The Toronto Star has cancelled plans to outsource editing jobs, in a move that will substantially reduce the number of job cuts planned.
The newspaper announced in November that it was outsourcing all copy-editing and cutting 78 editing jobs, eight of which were part-time and the rest full-time. This constitutes one fifth of its total editorial staff of 390. Revenue at the paper's parent company, Torstar, had fallen 13% in the last quarter and the cuts were expected to save around $4 million a year.
The union and the paper have reached a deal to keep editing duties as part of the internal operations, saving around 35 jobs. The rest will still be cut, though, through layoffs and voluntary redundancies.
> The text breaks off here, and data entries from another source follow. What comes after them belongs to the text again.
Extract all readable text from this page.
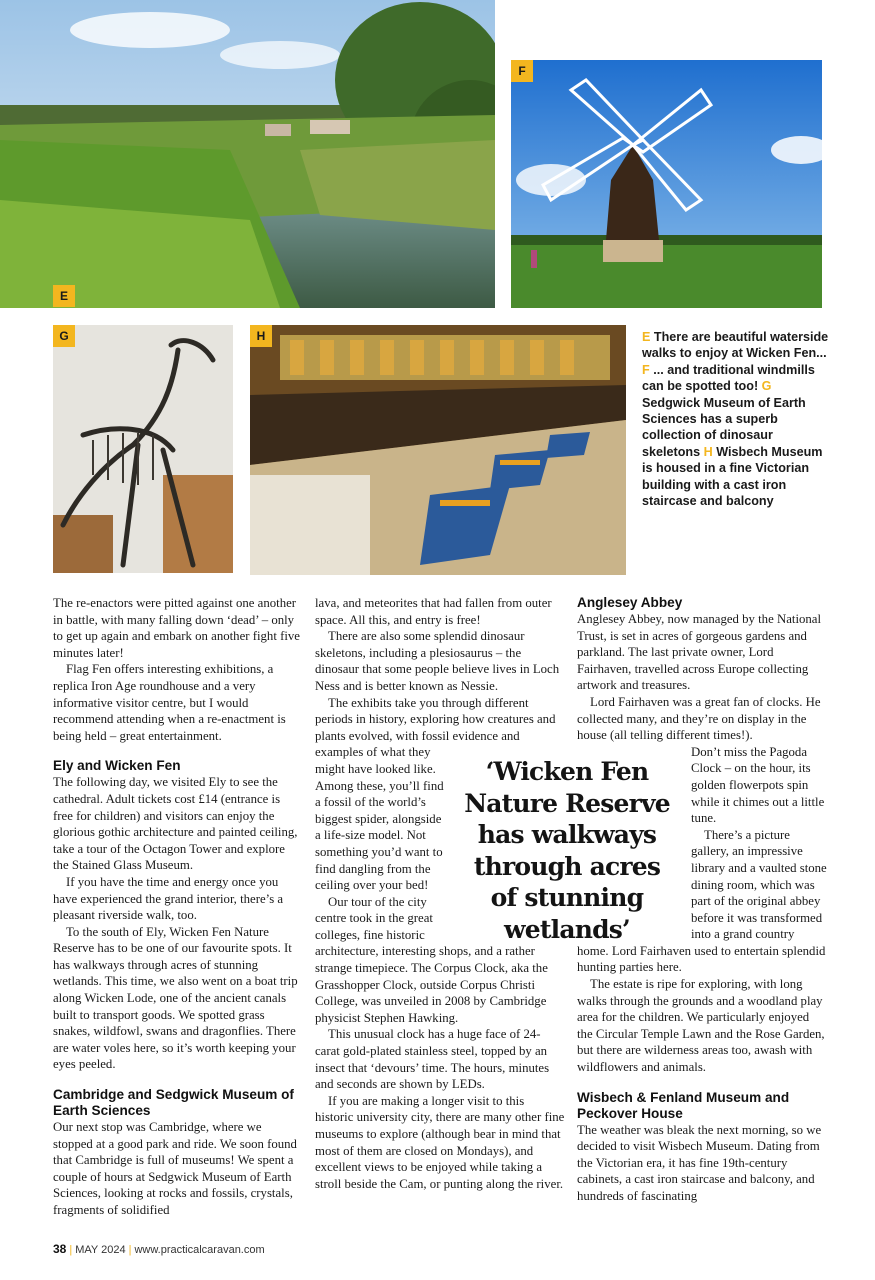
E
F
G	H	E There are beautiful waterside walks to enjoy at Wicken Fen... F ... and traditional windmills can be spotted too! G Sedgwick Museum of Earth Sciences has a superb collection of dinosaur skeletons H Wisbech Museum is housed in a fine Victorian building with a cast iron staircase and balcony

The re-enactors were pitted against one another in battle, with many falling down ‘dead’ – only to get up again and embark on another fight five minutes later!

Flag Fen offers interesting exhibitions, a replica Iron Age roundhouse and a very informative visitor centre, but I would recommend attending when a re-enactment is being held – great entertainment.

Ely and Wicken Fen

The following day, we visited Ely to see the cathedral. Adult tickets cost £14 (entrance is free for children) and visitors can enjoy the glorious gothic architecture and painted ceiling, take a tour of the Octagon Tower and explore the Stained Glass Museum.

If you have the time and energy once you have experienced the grand interior, there’s a pleasant riverside walk, too.

To the south of Ely, Wicken Fen Nature Reserve has to be one of our favourite spots. It has walkways through acres of stunning wetlands. This time, we also went on a boat trip along Wicken Lode, one of the ancient canals built to transport goods. We spotted grass snakes, wildfowl, swans and dragonflies. There are water voles here, so it’s worth keeping your eyes peeled.

Cambridge and Sedgwick Museum of Earth Sciences

Our next stop was Cambridge, where we stopped at a good park and ride. We soon found that Cambridge is full of museums! We spent a couple of hours at Sedgwick Museum of Earth Sciences, looking at rocks and fossils, crystals, fragments of solidified

lava, and meteorites that had fallen from outer space. All this, and entry is free!

There are also some splendid dinosaur skeletons, including a plesiosaurus – the dinosaur that some people believe lives in Loch Ness and is better known as Nessie.

The exhibits take you through different periods in history, exploring how creatures and plants evolved, with fossil evidence and

examples of what they might have looked like. Among these, you’ll find a fossil of the world’s biggest spider, alongside a life-size model. Not something you’d want to find dangling from the ceiling over your bed!

Our tour of the city centre took in the great colleges, fine historic

architecture, interesting shops, and a rather strange timepiece. The Corpus Clock, aka the Grasshopper Clock, outside Corpus Christi College, was unveiled in 2008 by Cambridge physicist Stephen Hawking.

This unusual clock has a huge face of 24-carat gold-plated stainless steel, topped by an insect that ‘devours’ time. The hours, minutes and seconds are shown by LEDs.

If you are making a longer visit to this historic university city, there are many other fine museums to explore (although bear in mind that most of them are closed on Mondays), and excellent views to be enjoyed while taking a stroll beside the Cam, or punting along the river.

‘Wicken Fen Nature Reserve has walkways through acres of stunning wetlands’
Anglesey Abbey

Anglesey Abbey, now managed by the National Trust, is set in acres of gorgeous gardens and parkland. The last private owner, Lord Fairhaven, travelled across Europe collecting artwork and treasures.

Lord Fairhaven was a great fan of clocks. He collected many, and they’re on display in the house (all telling different times!).

Don’t miss the Pagoda Clock – on the hour, its golden flowerpots spin while it chimes out a little tune.

There’s a picture gallery, an impressive library and a vaulted stone dining room, which was part of the original abbey before it was transformed into a grand country

home. Lord Fairhaven used to entertain splendid hunting parties here.

The estate is ripe for exploring, with long walks through the grounds and a woodland play area for the children. We particularly enjoyed the Circular Temple Lawn and the Rose Garden, but there are wilderness areas too, awash with wildflowers and animals.

Wisbech & Fenland Museum and Peckover House

The weather was bleak the next morning, so we decided to visit Wisbech Museum. Dating from the Victorian era, it has fine 19th-century cabinets, a cast iron staircase and balcony, and hundreds of fascinating

38 | MAY 2024 | www.practicalcaravan.com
Design and layout of the paper's ads will still be outsourced.
The agreement is still tentative, and will be voted on by union members on Thursday.
Publisher John Cruickshank said in a statement to staff: "Regretfully, this alternative to contracting out will still result in a number of layoffs in the newsroom, with details on specific numbers to be communicated as soon as possible."
Union head Maureen Dawson told the Star she had mixed feelings. "I am pleased we were able to save some jobs and to work with the company," she said. "I am also sad there will be lots of good people who will be leaving involuntarily."
Another proposal by the Southern Ontario Newsmedia Guild aimed to prevent layoffs in the Star's prepress department. The union and the company were not able to agree on that proposal, Dawson said.
Torstar has been in the news recently as a potential buyer for some of the bankrupt Canwest newspapers. So despite falling revenue, it's keeping staff on and maybe acquiring new titles: are these signs that things are looking up?